# Pc mit Tv verbinden



## Schweizer90 (12. August 2010)

Also ich habe eine ATI 3600 HD grafik karte, mein betriebssystem ist windows 7. also meine karte hat einen video chinc ausgang und einen s video ausgang ich habe es mit beiden kabeln versucht mein pc erkent keinen 2 monitor oder sonst irgendwas ich kriege auch kein bild auf denn tv und bei catalyst control center kann ich nirgendwo irgend eine einstellung finden um tv out zu aktivieren oder sonst etwas.
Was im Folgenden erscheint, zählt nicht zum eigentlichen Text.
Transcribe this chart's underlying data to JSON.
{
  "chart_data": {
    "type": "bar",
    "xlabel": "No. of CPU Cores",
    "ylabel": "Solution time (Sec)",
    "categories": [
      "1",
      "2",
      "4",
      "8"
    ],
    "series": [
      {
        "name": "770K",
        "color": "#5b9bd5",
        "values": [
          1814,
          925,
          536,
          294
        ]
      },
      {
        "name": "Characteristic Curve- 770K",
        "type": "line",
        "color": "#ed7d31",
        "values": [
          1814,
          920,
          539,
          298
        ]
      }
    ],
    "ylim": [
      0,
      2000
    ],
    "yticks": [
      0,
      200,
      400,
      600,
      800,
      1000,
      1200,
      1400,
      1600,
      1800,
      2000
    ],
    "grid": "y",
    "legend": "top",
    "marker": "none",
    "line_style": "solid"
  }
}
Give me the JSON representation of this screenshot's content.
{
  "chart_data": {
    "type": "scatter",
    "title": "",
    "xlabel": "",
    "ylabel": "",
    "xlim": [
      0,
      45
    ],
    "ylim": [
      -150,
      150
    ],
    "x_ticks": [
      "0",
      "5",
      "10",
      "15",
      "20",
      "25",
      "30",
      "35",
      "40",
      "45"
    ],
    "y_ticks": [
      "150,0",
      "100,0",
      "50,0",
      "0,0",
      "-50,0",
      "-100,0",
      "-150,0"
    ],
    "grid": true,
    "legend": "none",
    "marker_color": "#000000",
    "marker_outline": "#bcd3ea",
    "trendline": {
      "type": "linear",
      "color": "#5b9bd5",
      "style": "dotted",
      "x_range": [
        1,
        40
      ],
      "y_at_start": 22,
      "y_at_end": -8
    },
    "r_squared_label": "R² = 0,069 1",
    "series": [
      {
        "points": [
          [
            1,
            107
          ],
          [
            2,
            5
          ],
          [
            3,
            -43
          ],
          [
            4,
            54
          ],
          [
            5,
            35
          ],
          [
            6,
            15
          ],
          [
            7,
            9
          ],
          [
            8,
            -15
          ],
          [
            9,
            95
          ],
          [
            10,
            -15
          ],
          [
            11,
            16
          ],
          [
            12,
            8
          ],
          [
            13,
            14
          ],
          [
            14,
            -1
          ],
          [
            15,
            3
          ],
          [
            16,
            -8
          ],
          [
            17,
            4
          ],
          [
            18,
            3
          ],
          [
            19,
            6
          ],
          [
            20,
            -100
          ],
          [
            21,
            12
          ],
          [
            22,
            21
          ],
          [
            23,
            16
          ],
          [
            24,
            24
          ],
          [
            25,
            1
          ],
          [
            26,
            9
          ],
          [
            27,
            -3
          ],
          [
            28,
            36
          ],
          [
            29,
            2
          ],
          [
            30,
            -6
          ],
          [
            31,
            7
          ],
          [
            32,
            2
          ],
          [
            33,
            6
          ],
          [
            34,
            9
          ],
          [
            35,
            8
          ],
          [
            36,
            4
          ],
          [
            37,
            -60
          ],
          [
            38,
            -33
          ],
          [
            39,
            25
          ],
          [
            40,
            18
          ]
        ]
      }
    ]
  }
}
Ich brauche denn TV nur um dvds auf dem pc abspielen zukönnen und am tv kucken bitte um schnelle hilfe


----------



## PC Heini (12. August 2010)

Schau mal in der Systemsteuerung bei Anzeige. Klick Dich dort mal durch.
Ansonsten im Gerätemanager, Grafikkarte Eigenschaften.
Wie sieht es mit dem TV Eingangssignal aus? Stimmt der mit dem Grakaausgang überein?


----------



## rd4eva (12. August 2010)

Windows 7 erkennt eigentlich von allein ob ein externes Gerät angeschlossen wurde aber du kannst trotzdem mal [Windows-Taste]+[P] probieren wenn der Fernseher angeschlossen ist.


----------



## Schweizer90 (12. August 2010)

Na Ja ich habe mich schon überall durchgeklickt und ich kriege es nciht hin das er denn erkennt ich habe pc mit einem externem Bildschirm verbinden mit projektor verbinden usw


----------



## PC Heini (12. August 2010)

Ja, mir ist schon klar, dass ein Projektor und ext. Monitor gehen. Diese Geräte sind auch auf die Grakasignale abgestimmt und dafür gebaut worden. Ein TV Gerät ( kommt auch aufs Alter und Modell an ), halt eben nicht. Sollte Dein TV Gerät dafür bestimmt sein, an einem PC angeschlossen zu werden, gibts sicher am TV in der Menuesteuerung Einstellungsoptionen. Dann klappts auch mit der Signalübertragung.
Nenn doch auch mal Marke und Typ dess TVs. Dann kann man besser nach dem Fehler suchen.


----------



## Schweizer90 (12. August 2010)

ist noch ein alter Röhren monitor von philips aber es ging schon mal als ich windows xp hatte aber da war es noch einfacher einzustellen man muste nur die pixel ganz nahc unten und die hz zahl dann gings aber keine ahnung wie ich das hinkriegen soll


----------



## PC Heini (12. August 2010)

Da ich selbst kein Win7 habe, kann ich leider keine genauen Anweisungen geben. Die Steuerung kann aber nicht viel von XP abweichen. Klick Dich einfach mal in der Systemsteuerung durch, was mit der Graka oder Monitor zu tun hat. Ansonsten fügst Du manuell einen 2ten Monitor ( TV ) hinzu und richtest den dann ein.


----------



## Schweizer90 (12. August 2010)

Das ist gnau mein problem bei xp gab es eine option oder besser gesagt man konte auswählen mit was verbinden und konte danach auch tv erkennung erzwingen nur das gibts iwi bei vista net oder ich suchs schon seit 2 tagen


----------



## PC Heini (12. August 2010)

Dann scheint wohl ein Treiber oder Softwareproblem vorzuliegen. In Vista funktionierts gleich wie in XP. Da Win 7 auf Vista aufgebaut ist, und somit auch wieder andere Treiber und Software ( zum ansteuern ) braucht, würde ich mal nach den neusten Treibern und Software zu Deiner Graka suchen.
Ansonsten suchst Du wirklich am falschen Ort.
Bin die nächsten 2 Tage nicht da, und somit müsstest Dich bis Sonntag gedulden. ( Bin in Schlatt  )
Was aber auch noch sein könnte, dass das Kabel nen Schaden hat.
Dammn, wenn man nicht selbst vor solchen Spinnmaschinen hocken kann.


----------